Sitting up, he tested his balance at the edge of the bed. Why is it, he wondered, I do crank and up pop the weird little nightmares about food. His skin felt like it'd been stretched across a larger body then allowed to shrink. You're a walking road map of your own sick impulses, he thought. Where was Shel? Where was his shiny white nurse?

He rose to his feet, tottering a moment, then felt his way toward the door. The morning was quiet, except for the intermittent howl of wind funneling between the house and the barn. He made his way to the guest room. Shel went in there sometimes to have a smoke or read when she couldn't sleep.

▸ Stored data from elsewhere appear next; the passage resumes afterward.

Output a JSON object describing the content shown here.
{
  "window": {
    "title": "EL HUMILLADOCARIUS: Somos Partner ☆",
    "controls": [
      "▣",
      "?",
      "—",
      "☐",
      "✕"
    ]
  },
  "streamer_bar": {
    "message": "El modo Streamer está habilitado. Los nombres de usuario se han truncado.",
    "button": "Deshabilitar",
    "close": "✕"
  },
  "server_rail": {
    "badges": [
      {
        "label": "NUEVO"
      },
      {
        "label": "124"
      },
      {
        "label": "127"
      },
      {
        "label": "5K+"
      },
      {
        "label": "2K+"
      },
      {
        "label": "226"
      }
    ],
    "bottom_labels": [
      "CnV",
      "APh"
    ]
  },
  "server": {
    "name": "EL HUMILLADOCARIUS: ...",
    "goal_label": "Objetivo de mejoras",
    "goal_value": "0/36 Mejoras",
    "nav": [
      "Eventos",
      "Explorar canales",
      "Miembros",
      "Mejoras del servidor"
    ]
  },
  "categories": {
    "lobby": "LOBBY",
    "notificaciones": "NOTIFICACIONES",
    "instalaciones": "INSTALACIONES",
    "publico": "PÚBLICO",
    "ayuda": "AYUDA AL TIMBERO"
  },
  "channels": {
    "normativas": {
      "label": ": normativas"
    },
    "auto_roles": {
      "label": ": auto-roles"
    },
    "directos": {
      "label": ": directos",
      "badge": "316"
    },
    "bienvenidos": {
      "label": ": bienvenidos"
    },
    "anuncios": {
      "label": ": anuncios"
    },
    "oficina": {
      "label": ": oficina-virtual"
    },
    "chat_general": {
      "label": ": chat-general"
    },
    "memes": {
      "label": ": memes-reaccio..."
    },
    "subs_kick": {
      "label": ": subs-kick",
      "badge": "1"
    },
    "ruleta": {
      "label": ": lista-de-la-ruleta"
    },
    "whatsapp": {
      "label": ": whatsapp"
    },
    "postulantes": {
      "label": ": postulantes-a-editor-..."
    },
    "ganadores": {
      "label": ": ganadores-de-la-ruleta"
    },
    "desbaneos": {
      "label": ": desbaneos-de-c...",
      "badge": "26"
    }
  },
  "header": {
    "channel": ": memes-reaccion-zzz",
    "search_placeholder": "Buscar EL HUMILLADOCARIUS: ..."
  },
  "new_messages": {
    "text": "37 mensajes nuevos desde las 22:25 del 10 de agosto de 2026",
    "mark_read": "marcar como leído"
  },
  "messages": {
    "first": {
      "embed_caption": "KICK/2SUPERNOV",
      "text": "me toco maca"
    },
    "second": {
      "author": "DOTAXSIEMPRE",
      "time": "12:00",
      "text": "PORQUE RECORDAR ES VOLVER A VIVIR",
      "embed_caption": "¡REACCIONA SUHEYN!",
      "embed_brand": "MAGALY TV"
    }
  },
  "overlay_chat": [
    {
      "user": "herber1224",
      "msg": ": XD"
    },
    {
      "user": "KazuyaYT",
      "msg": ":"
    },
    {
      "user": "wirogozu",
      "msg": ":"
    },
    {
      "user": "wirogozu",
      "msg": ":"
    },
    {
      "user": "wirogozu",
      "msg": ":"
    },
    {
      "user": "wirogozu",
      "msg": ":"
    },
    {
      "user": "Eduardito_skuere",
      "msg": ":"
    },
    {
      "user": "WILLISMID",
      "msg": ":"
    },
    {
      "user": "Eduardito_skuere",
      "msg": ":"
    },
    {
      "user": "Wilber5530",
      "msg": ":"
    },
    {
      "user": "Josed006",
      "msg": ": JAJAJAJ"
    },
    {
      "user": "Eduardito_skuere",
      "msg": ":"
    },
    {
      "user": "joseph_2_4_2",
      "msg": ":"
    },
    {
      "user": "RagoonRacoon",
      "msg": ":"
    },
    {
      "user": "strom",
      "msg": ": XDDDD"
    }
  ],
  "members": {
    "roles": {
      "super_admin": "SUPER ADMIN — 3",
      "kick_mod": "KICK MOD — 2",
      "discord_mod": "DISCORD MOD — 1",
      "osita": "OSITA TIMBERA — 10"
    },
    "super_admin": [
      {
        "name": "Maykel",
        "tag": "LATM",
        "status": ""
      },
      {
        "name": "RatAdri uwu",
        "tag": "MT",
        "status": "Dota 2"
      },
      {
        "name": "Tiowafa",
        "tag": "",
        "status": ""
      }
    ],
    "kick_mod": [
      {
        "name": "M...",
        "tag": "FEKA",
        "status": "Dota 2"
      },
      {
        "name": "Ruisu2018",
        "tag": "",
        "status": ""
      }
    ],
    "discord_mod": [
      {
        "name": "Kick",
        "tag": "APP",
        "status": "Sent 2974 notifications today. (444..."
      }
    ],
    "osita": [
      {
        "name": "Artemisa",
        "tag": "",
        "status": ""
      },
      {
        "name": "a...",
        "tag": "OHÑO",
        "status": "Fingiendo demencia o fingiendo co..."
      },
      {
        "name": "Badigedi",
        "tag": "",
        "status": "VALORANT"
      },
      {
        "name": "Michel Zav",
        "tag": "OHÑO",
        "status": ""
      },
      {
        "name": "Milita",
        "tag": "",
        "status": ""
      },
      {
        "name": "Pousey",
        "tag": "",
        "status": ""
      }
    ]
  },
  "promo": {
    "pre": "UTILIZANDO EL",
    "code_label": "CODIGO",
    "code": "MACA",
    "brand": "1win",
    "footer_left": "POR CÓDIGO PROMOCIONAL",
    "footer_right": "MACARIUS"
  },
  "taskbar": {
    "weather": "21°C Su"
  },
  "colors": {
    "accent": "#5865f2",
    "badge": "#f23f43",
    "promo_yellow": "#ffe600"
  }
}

He turned on the light, smelling a faint reminder of her shampoo. A pair of sweatpants and two mismatched wool socks lay scattered across the floor. The bed was unmade, the window open. She liked the window open at night. It had something to do with the stint she'd pulled at the FCI in Dublin.

Just then his head erupted in pain, like his eyes were exploding from the back. He put his hands to his face and dropped to the floor. On his knees, head to the floorboards, he waved his hand overhead trying to find something to grip. After a moment he gave up, struggled to his feet and charged blind down the hallway toward the kitchen.